Tax Innovation
TaxPad: The Birth of Question Engineering
Note: The TaxPad case study reflects an analytical response produced independently by Bright Chinule during a Deloitte innovation assessment. It uses publicly available data and does not represent Deloitte’s internal strategies, systems, or intellectual property. The Question Engineering™ methodology demonstrated here is an original framework solely authored and owned by Bright Chinule.
Application of Question Engineering
This project became the first live instance of what would later be formalized as the Question Engineering (QE) Framework.
The Challenge
QE Approach
The Discovery
Process Details
1. Interrogate
Rather than accept the premise, the QE process challenged the assumptions: Was digital filing truly unavailable? Was automation the right intervention, or was the bottleneck elsewhere?

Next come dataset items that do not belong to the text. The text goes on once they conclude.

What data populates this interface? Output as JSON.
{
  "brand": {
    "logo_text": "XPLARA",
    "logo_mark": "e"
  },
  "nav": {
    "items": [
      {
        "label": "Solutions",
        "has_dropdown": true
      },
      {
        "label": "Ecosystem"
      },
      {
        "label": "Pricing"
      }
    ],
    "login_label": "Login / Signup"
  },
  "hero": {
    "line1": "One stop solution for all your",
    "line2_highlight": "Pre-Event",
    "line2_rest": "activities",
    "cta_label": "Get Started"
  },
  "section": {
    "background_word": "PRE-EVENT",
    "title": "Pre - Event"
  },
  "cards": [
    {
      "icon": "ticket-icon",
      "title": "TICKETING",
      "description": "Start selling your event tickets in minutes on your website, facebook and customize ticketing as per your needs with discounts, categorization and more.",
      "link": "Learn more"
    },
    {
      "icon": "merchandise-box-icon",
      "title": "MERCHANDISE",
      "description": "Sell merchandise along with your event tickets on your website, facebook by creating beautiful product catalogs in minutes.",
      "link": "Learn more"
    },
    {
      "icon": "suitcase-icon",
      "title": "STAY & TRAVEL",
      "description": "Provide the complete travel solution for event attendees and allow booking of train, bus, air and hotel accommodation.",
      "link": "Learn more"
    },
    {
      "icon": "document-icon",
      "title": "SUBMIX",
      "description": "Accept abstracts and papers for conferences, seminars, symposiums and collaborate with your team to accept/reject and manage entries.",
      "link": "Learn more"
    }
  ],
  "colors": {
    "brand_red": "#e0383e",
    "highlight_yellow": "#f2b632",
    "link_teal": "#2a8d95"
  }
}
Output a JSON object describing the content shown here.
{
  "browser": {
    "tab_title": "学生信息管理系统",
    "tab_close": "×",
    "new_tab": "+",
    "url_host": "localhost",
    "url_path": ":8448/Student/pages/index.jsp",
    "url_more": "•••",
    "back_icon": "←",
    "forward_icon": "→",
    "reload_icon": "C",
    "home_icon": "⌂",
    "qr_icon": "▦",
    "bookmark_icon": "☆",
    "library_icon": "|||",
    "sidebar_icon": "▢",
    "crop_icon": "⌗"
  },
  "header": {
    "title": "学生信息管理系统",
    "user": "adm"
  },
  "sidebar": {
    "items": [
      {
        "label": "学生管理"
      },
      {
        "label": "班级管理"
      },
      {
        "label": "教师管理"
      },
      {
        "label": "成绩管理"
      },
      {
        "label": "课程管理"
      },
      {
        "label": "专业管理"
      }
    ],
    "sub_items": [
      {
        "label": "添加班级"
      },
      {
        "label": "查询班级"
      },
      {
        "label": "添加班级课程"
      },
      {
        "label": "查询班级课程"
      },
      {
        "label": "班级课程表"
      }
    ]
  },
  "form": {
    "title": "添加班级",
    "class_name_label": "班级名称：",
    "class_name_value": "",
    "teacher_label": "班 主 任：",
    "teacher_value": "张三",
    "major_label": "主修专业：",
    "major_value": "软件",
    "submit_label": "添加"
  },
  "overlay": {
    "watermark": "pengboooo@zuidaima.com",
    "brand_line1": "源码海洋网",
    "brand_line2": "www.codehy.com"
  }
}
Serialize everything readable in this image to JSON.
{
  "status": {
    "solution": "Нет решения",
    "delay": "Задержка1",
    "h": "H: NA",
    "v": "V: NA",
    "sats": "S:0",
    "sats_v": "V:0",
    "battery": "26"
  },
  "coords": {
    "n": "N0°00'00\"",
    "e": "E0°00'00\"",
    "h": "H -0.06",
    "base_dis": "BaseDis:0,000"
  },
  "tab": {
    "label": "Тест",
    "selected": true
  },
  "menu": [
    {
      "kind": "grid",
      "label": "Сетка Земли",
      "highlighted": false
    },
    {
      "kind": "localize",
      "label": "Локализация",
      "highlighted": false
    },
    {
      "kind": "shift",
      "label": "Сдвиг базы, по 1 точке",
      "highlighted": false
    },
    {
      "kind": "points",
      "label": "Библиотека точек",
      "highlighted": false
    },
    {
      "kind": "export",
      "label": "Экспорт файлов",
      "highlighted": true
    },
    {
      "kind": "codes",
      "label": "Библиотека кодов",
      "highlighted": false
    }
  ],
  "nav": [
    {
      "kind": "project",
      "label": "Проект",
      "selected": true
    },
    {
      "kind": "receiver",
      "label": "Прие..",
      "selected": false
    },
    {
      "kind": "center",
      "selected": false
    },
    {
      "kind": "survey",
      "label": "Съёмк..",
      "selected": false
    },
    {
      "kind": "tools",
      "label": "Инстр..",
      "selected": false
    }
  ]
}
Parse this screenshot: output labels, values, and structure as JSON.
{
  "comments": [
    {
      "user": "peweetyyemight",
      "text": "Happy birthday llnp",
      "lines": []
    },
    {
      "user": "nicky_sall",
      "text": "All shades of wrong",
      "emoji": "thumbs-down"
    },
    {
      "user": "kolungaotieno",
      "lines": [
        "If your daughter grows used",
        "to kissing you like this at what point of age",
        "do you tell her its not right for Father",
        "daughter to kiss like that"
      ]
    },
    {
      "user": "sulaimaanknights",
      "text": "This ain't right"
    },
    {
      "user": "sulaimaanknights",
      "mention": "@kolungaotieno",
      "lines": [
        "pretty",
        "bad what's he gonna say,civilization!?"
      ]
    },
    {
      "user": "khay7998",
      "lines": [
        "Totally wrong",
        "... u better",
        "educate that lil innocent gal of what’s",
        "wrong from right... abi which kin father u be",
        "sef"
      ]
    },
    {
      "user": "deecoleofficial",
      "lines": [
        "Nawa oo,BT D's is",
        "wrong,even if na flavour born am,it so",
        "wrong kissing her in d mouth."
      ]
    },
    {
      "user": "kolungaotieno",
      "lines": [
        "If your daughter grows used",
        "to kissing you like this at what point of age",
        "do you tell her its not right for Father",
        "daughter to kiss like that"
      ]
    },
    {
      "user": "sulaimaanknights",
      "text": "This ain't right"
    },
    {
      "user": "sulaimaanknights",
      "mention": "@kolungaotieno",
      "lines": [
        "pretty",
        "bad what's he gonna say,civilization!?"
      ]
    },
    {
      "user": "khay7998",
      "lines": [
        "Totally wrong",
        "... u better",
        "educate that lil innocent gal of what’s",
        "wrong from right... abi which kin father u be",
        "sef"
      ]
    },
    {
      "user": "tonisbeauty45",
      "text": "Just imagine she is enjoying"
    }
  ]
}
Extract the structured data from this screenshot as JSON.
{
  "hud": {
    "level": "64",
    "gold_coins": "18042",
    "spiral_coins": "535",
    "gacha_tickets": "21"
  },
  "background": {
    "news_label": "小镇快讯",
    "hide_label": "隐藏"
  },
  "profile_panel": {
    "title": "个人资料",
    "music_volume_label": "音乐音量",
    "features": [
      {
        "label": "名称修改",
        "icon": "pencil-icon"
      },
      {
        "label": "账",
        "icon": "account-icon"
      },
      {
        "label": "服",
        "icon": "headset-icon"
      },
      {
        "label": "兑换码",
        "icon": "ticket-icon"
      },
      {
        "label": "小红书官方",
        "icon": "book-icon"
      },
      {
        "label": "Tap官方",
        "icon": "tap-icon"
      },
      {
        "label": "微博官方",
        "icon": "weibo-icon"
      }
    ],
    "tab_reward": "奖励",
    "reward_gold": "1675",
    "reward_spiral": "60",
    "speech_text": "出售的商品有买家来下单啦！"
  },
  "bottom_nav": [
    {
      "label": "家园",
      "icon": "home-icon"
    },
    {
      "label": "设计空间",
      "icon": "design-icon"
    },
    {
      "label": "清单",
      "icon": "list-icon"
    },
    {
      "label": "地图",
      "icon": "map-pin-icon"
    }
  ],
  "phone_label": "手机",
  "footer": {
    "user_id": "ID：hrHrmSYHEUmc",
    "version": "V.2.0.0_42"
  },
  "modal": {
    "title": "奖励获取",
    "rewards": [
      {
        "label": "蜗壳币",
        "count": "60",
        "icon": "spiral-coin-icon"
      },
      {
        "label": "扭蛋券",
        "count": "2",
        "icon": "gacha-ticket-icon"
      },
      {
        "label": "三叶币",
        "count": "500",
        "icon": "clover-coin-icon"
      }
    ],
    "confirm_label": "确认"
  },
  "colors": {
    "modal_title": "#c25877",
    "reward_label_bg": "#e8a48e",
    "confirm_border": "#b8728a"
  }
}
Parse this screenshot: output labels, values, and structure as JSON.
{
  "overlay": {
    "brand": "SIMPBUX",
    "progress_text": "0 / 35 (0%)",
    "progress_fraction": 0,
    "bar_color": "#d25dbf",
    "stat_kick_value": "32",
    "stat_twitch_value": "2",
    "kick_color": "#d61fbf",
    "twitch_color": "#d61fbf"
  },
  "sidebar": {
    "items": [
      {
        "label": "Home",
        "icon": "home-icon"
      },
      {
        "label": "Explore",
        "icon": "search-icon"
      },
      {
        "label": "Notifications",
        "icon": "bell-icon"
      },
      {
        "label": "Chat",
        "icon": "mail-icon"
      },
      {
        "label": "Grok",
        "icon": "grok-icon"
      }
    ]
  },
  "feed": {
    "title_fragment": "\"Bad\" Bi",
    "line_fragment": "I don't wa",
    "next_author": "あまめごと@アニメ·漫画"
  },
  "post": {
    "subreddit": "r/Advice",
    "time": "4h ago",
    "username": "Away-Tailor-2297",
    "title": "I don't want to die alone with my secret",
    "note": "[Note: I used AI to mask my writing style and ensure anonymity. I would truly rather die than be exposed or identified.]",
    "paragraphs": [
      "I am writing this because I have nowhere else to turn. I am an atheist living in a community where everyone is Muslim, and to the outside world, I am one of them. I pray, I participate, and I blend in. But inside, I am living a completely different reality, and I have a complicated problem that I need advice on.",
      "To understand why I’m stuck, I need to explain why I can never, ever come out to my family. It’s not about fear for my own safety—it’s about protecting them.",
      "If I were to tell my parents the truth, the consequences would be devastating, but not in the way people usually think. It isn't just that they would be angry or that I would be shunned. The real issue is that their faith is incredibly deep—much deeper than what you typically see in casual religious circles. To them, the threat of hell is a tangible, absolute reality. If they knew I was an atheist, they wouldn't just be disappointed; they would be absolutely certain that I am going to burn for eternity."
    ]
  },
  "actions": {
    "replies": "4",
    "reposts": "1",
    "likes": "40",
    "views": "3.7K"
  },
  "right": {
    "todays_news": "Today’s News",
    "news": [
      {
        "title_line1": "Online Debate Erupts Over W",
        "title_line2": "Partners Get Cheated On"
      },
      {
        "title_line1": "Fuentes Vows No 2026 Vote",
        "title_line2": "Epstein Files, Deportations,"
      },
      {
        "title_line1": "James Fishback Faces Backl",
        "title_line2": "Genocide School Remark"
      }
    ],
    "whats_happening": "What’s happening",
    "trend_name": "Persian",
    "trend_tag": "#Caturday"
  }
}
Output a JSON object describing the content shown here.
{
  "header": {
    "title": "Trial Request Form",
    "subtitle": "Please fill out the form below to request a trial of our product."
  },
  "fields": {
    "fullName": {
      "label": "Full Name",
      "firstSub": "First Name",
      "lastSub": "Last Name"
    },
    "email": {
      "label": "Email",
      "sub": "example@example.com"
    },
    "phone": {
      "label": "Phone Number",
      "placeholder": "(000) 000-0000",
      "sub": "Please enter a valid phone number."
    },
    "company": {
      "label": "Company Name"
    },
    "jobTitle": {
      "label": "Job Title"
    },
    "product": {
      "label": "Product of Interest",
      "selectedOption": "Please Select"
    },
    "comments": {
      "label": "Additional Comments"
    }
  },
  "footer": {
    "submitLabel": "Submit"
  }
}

What evidence exists that ‘inability to file’ is caused by lack of technology? Data showed HMRC had already invested £650 million in a digital portal used by over 10 million taxpayers. Therefore, the issue was not infrastructure, but interpretation.
2. Deconstruct
The brief was broken down into its atomic components: Actors (Expats, HMRC, Deloitte specialists), Actions (Filing, automation, awareness), Pain points (Uncertainty, confusion, policy navigation). Digital ethnography (expat forums and Q&A platforms) revealed three distinct user groups: Those unaware they needed to file, those aware but unsure how, and those unable to find credible help.
3. Reconstruct
Synthesizing this data revealed the real issue: not lack of automation, but information ambiguity and navigational complexity. Users were overwhelmed by unclear rules and technical language. The refined problem statement became: ‘How might we make the process of filing tax returns easier for expats to understand and navigate digitally?’
4. Design
This question led to the creation of TaxPad — a conceptual prototype for a guided, community-based interface simplifying tax filing through contextual education rather than automation. TaxPad positioned itself as a clarity tool, not a processing tool.
Significance to QE
This case became the prototype for Question Engineering itself. It validated three founding insights: Most briefs begin with answers masquerading as questions. Innovation only succeeds when we interrogate the assumption before designing the solution. The true value of inquiry is not direction — it is clarity. From this case, QE was born — not as an academic concept, but as a forensic, evidence-based method for engineering the right question and powering innovation.
Impact
The original question ‘How might we automate tax filing?’ was replaced by ‘How might we clarify tax filing so people can do it confidently?’ This single reframing redirected the entire innovation trajectory, demonstrating that when assumptions are interrogated before investment, solutions become leaner, truer, and more valuable.